According to the report, in July 2001 Arthur J. Samberg, president of hedge fund Pequot Capital Management, bought more than one million shares of Heller Financial Inc. stock after speaking with John J. Mack, former CEO of Morgan Stanley, about the firm. Mack had invested $5 million in a closed Pequot fund that did not previously accept individual investors; Mack was then interviewing with senior officers at Credit Suisse to become CEO of Credit Suisse First Boston, which was working on a merger deal between Heller and General Electric Capital Corporation (GE).

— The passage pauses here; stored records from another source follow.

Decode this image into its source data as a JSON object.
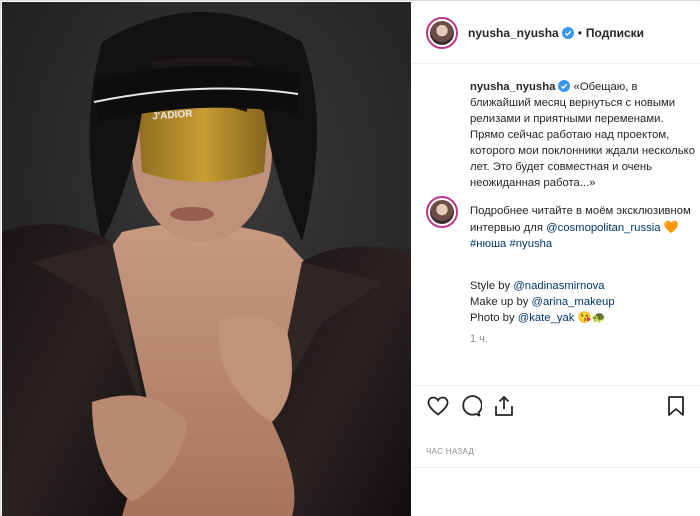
{
  "header": {
    "username": "nyusha_nyusha",
    "separator": "•",
    "follow_label": "Подписки"
  },
  "caption": {
    "username": "nyusha_nyusha",
    "paragraph1": "«Обещаю, в ближайший месяц вернуться с новыми релизами и приятными переменами. Прямо сейчас работаю над проектом, которого мои поклонники ждали несколько лет. Это будет совместная и очень неожиданная работа...»",
    "paragraph2_text": "Подробнее читайте в моём эксклюзивном интервью для",
    "mention_cosmo": "@cosmopolitan_russia",
    "heart_emoji": "🧡",
    "hashtag1": "#нюша",
    "hashtag2": "#nyusha",
    "credit_style_label": "Style by",
    "credit_style_user": "@nadinasmirnova",
    "credit_makeup_label": "Make up by",
    "credit_makeup_user": "@arina_makeup",
    "credit_photo_label": "Photo by",
    "credit_photo_user": "@kate_yak",
    "credit_emojis": "😘🐢",
    "time_ago": "1 ч."
  },
  "photo": {
    "headband_text": "J'ADIOR"
  },
  "actions": {
    "like_icon": "heart-outline-icon",
    "comment_icon": "speech-bubble-icon",
    "share_icon": "share-upload-icon",
    "save_icon": "bookmark-icon"
  },
  "timestamp": "час назад",
  "colors": {
    "avatar_ring": "#c13584",
    "verified_blue": "#3897f0",
    "mention": "#00376b",
    "muted": "#8e8e8e"
  }
}
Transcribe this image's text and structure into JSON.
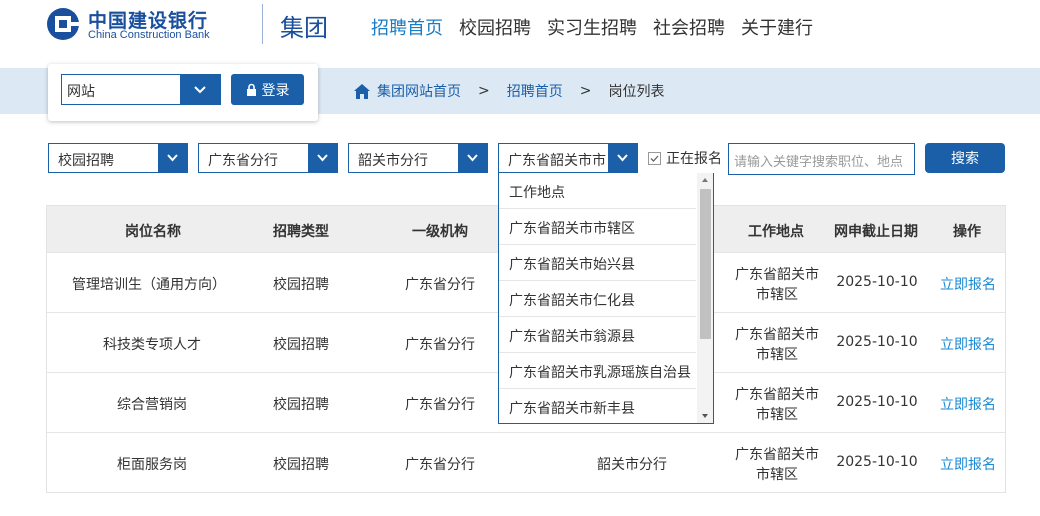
{
  "brand": {
    "name_cn": "中国建设银行",
    "name_en": "China Construction Bank",
    "group": "集团",
    "color": "#1a4f9e"
  },
  "nav": [
    {
      "label": "招聘首页",
      "active": true
    },
    {
      "label": "校园招聘"
    },
    {
      "label": "实习生招聘"
    },
    {
      "label": "社会招聘"
    },
    {
      "label": "关于建行"
    }
  ],
  "login": {
    "site_select": "网站",
    "login_label": "登录"
  },
  "breadcrumb": {
    "home": "集团网站首页",
    "recruit": "招聘首页",
    "current": "岗位列表",
    "sep": ">"
  },
  "filters": {
    "type": "校园招聘",
    "province": "广东省分行",
    "city": "韶关市分行",
    "location": "广东省韶关市市",
    "open_only_label": "正在报名",
    "open_only_checked": true,
    "search_placeholder": "请输入关键字搜索职位、地点",
    "search_label": "搜索"
  },
  "location_dropdown": [
    "工作地点",
    "广东省韶关市市辖区",
    "广东省韶关市始兴县",
    "广东省韶关市仁化县",
    "广东省韶关市翁源县",
    "广东省韶关市乳源瑶族自治县",
    "广东省韶关市新丰县"
  ],
  "table": {
    "headers": {
      "position": "岗位名称",
      "type": "招聘类型",
      "org1": "一级机构",
      "location": "工作地点",
      "deadline": "网申截止日期",
      "action": "操作"
    },
    "rows": [
      {
        "position": "管理培训生（通用方向）",
        "type": "校园招聘",
        "org1": "广东省分行",
        "org2": "",
        "location_1": "广东省韶关市",
        "location_2": "市辖区",
        "deadline": "2025-10-10",
        "action": "立即报名"
      },
      {
        "position": "科技类专项人才",
        "type": "校园招聘",
        "org1": "广东省分行",
        "org2": "",
        "location_1": "广东省韶关市",
        "location_2": "市辖区",
        "deadline": "2025-10-10",
        "action": "立即报名"
      },
      {
        "position": "综合营销岗",
        "type": "校园招聘",
        "org1": "广东省分行",
        "org2": "",
        "location_1": "广东省韶关市",
        "location_2": "市辖区",
        "deadline": "2025-10-10",
        "action": "立即报名"
      },
      {
        "position": "柜面服务岗",
        "type": "校园招聘",
        "org1": "广东省分行",
        "org2": "韶关市分行",
        "location_1": "广东省韶关市",
        "location_2": "市辖区",
        "deadline": "2025-10-10",
        "action": "立即报名"
      }
    ]
  },
  "colors": {
    "primary": "#1a5fa8",
    "link": "#1a8ad4",
    "band": "#dce9f5"
  }
}
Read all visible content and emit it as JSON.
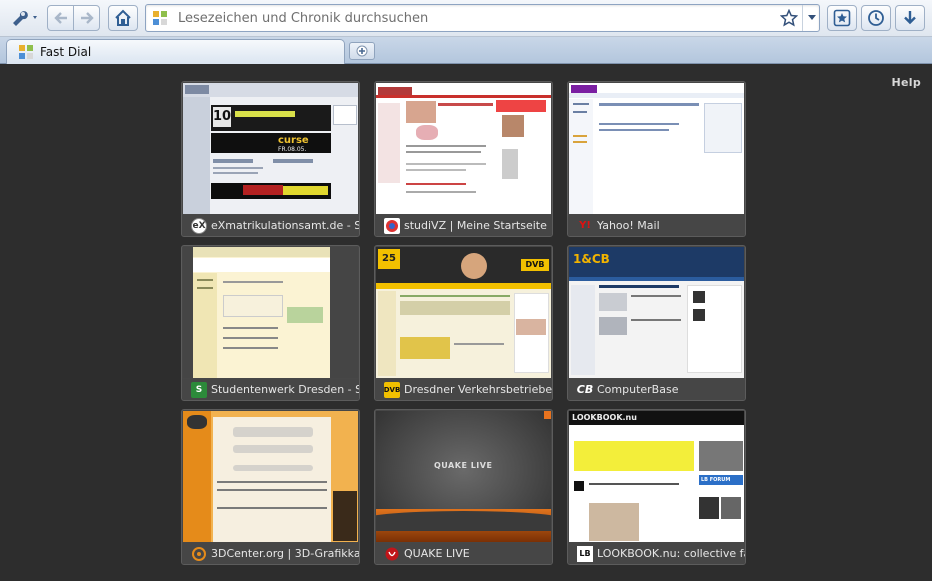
{
  "toolbar": {
    "url_placeholder": "Lesezeichen und Chronik durchsuchen",
    "url_value": ""
  },
  "tabs": [
    {
      "label": "Fast Dial",
      "icon": "fast-dial-icon",
      "active": true
    }
  ],
  "content": {
    "help_label": "Help",
    "background": "#2d2d2d"
  },
  "tiles": [
    {
      "title": "eXmatrikulationsamt.de - S",
      "icon": "exmatrikulationsamt-icon"
    },
    {
      "title": "studiVZ | Meine Startseite",
      "icon": "studivz-icon"
    },
    {
      "title": "Yahoo! Mail",
      "icon": "yahoo-icon",
      "icon_text": "Y!"
    },
    {
      "title": "Studentenwerk Dresden - S",
      "icon": "studentenwerk-icon"
    },
    {
      "title": "Dresdner Verkehrsbetriebe",
      "icon": "dvb-icon",
      "icon_text": "DVB"
    },
    {
      "title": "ComputerBase",
      "icon": "computerbase-icon",
      "icon_text": "CB"
    },
    {
      "title": "3DCenter.org | 3D-Grafikka",
      "icon": "3dcenter-icon"
    },
    {
      "title": "QUAKE LIVE",
      "icon": "quake-icon"
    },
    {
      "title": "LOOKBOOK.nu: collective fa",
      "icon": "lookbook-icon",
      "icon_text": "LB"
    }
  ],
  "thumbnails": {
    "t1": {
      "date": "FR.08.05.",
      "word": "curse"
    },
    "t5": {
      "badge": "25",
      "logo": "DVB"
    },
    "t6": {
      "logo": "1&CB"
    },
    "t8": {
      "logo": "QUAKE LIVE"
    },
    "t9": {
      "logo": "LOOKBOOK.nu",
      "forum": "LB FORUM"
    }
  }
}
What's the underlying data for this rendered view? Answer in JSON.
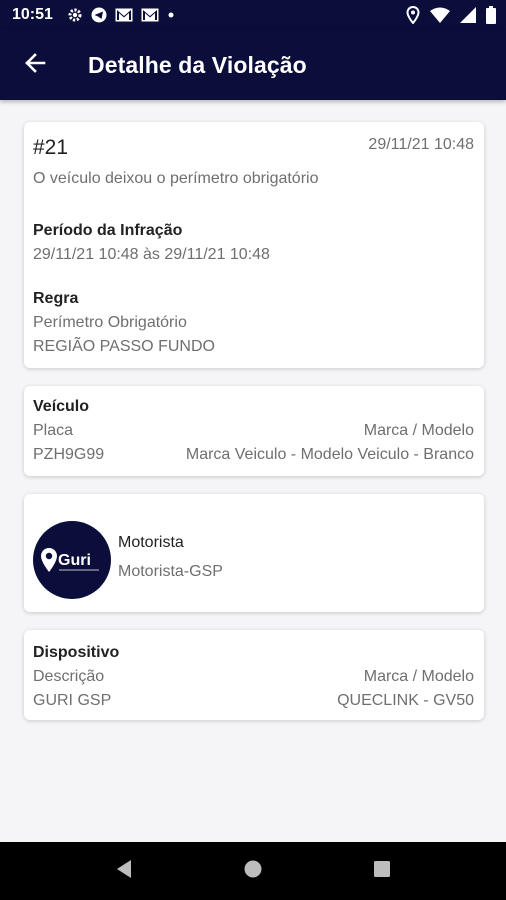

Further, the report says Samberg shorted GE stock, and one day after GE acquired Heller, Samberg started dumping the Heller stock for an $18 million profit. The GE-Heller transactions were just one of 17 sets of suspicious Pequot transactions that the New York Stock Exchange and National Association of Securities Dealers brought to the SEC’s attention.
According to the report, Gary J. Aguirre, an SEC staff attorney investigating Pequot, was prohibited to subpoena Mack, and was told by supervisors that would be unlikely because of Mack’s political connections. (According to the Center for Media and Democracy, Mack raised no less than $200,000 in 2004 for George W. Bush’s re-election campaign.)
In addition, the report says, SEC lawyers limited the scope of the investigation, and SEC enforcement directors had conversations with lawyers for Mack and Pequot from which Aguirre was excluded.
In addition, one of Aguirre’s supervisors went to work for one of those firms soon after. When Aguirre objected to SEC foot-dragging, he was fired despite positive performance reviews and a recent merit-based pay raise. Further, the report says, “SEC management then delayed Mack’s testimony for more than a year, until days after the statute of limitations expired.”
In a press statement, SEC Chairman Christopher Cox said, “We will follow up on the report and recommendations from Sen. Grassley and Sen. Specter with energy and urgency…The agency’s commitment to prosecuting insider trading has never been stronger, and initiatives such as our hedge fund insider trading task force in the Enforcement Division will insure that remains true in the future.”
No charges have been filed against Mack or Samberg, and the report recommended that the case be reopened.
“The SEC has not been protecting the capital markets from insider trading from the big hedge funds and that has created an un-level playing field,” Aguirre says. “The primary action to look for is: what is [Cox] going to do about the staff that compromised itself on the Pequot investigation?”